結構頑張って作った私のポスターは、印刷してみたら図がちょっとずれてたり、追加で貼った紙を切るときに歪んじゃったりして、横に立っててそれらが目に入るたびに、身体がこわばった。

でも、聞きに来てくれた「怖い」おじさんやおばさん、お兄さんやお姉さんは、私の拙い説明を聞いて、一生懸命理解しようとしてくれた。噛んじゃったり、相手の質問の意図が分からなかったり、明らかにうまく伝わらなかったというときでも、飛んでくるのは罵声ではなく、なんとか内容を把握しようとするための、冷静な質問だった。

大事なのは内容とか、私の考えたこと。ちょっと紙が曲がってるとか、説明で噛んだとか、そういうくそしょうもないことで、怒鳴られたり、嫌味を言われたり、お前は本当にだめなやつだなと言われたりすることはなかった。

もちろんしかめっ面を崩さず厳しい指摘をくださる方もあったけれどそれは本当に発表内容に対する完全に真っ当な指摘で、予想していた、ルールからはみ出たからタコ殴りにされるみたいな感じでは全然なくて。正直、めちゃくちゃ、拍子抜けした。

こんなんでいいのか。これが社会か。

気が付いたら全然緊張していなくって、久しぶりに人と喋るときに安心していた。怖くなかった。

終わったあと上司が、怖い顔の人はいつもあんな感じだからと言った。「社会」ではあんなので怖いってことになるのか。殺されるような剣幕で怒鳴られ続けるわけでもない。存在や人格を否定されるわけでもない。

みんなが帰ったオフィスで、しばらく一人でぼーっとして、ああ、そうか。終わったんだ、と唐突に思った。

もうあんな扱いをされることはないんだ。私、洗脳されてたんだ。お母さんの言ってた「社会」は、都合よく支配するための嘘だったんだ。本当はもうあんな風に、怖い思いをすることはないんだ。今いる「社会」は、優しくて、理不尽じゃない、安全なところなんだ。

帰り道、そのことがゆっくり体にしみこんできて、ここは安全だということをようやく全身で理解した。
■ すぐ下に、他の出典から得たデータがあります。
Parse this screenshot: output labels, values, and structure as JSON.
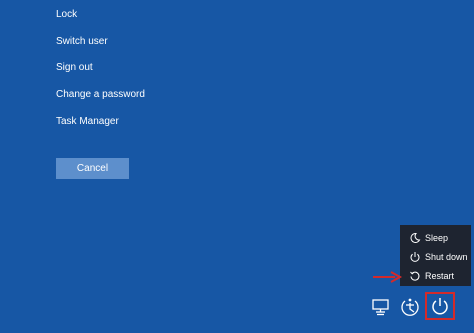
{
  "menu": {
    "items": [
      {
        "label": "Lock"
      },
      {
        "label": "Switch user"
      },
      {
        "label": "Sign out"
      },
      {
        "label": "Change a password"
      },
      {
        "label": "Task Manager"
      }
    ],
    "cancel_label": "Cancel"
  },
  "power_menu": {
    "options": [
      {
        "label": "Sleep",
        "icon": "moon-icon"
      },
      {
        "label": "Shut down",
        "icon": "power-icon"
      },
      {
        "label": "Restart",
        "icon": "restart-icon"
      }
    ]
  },
  "bottom_icons": [
    {
      "name": "network-icon"
    },
    {
      "name": "ease-of-access-icon"
    },
    {
      "name": "power-icon"
    }
  ],
  "colors": {
    "background": "#1757a5",
    "cancel_button": "#5d8fcc",
    "power_menu_bg": "#1e2430",
    "highlight": "#d32a2a"
  }
}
終わったんだ。もう大丈夫だ。闘争も逃走もしなくていい。怖かったなあ。怖かったよう。

緊張がゆるんだらすごい勢いで涙が出てきて、家に帰るまで泣き続けて、帰ってからもわんわん泣いた。

朝起きたら、目がすごい腫れてて、ひどかった肩こりがなくなっていた。終戦翌日の空は、雲のない晴れた青空だった。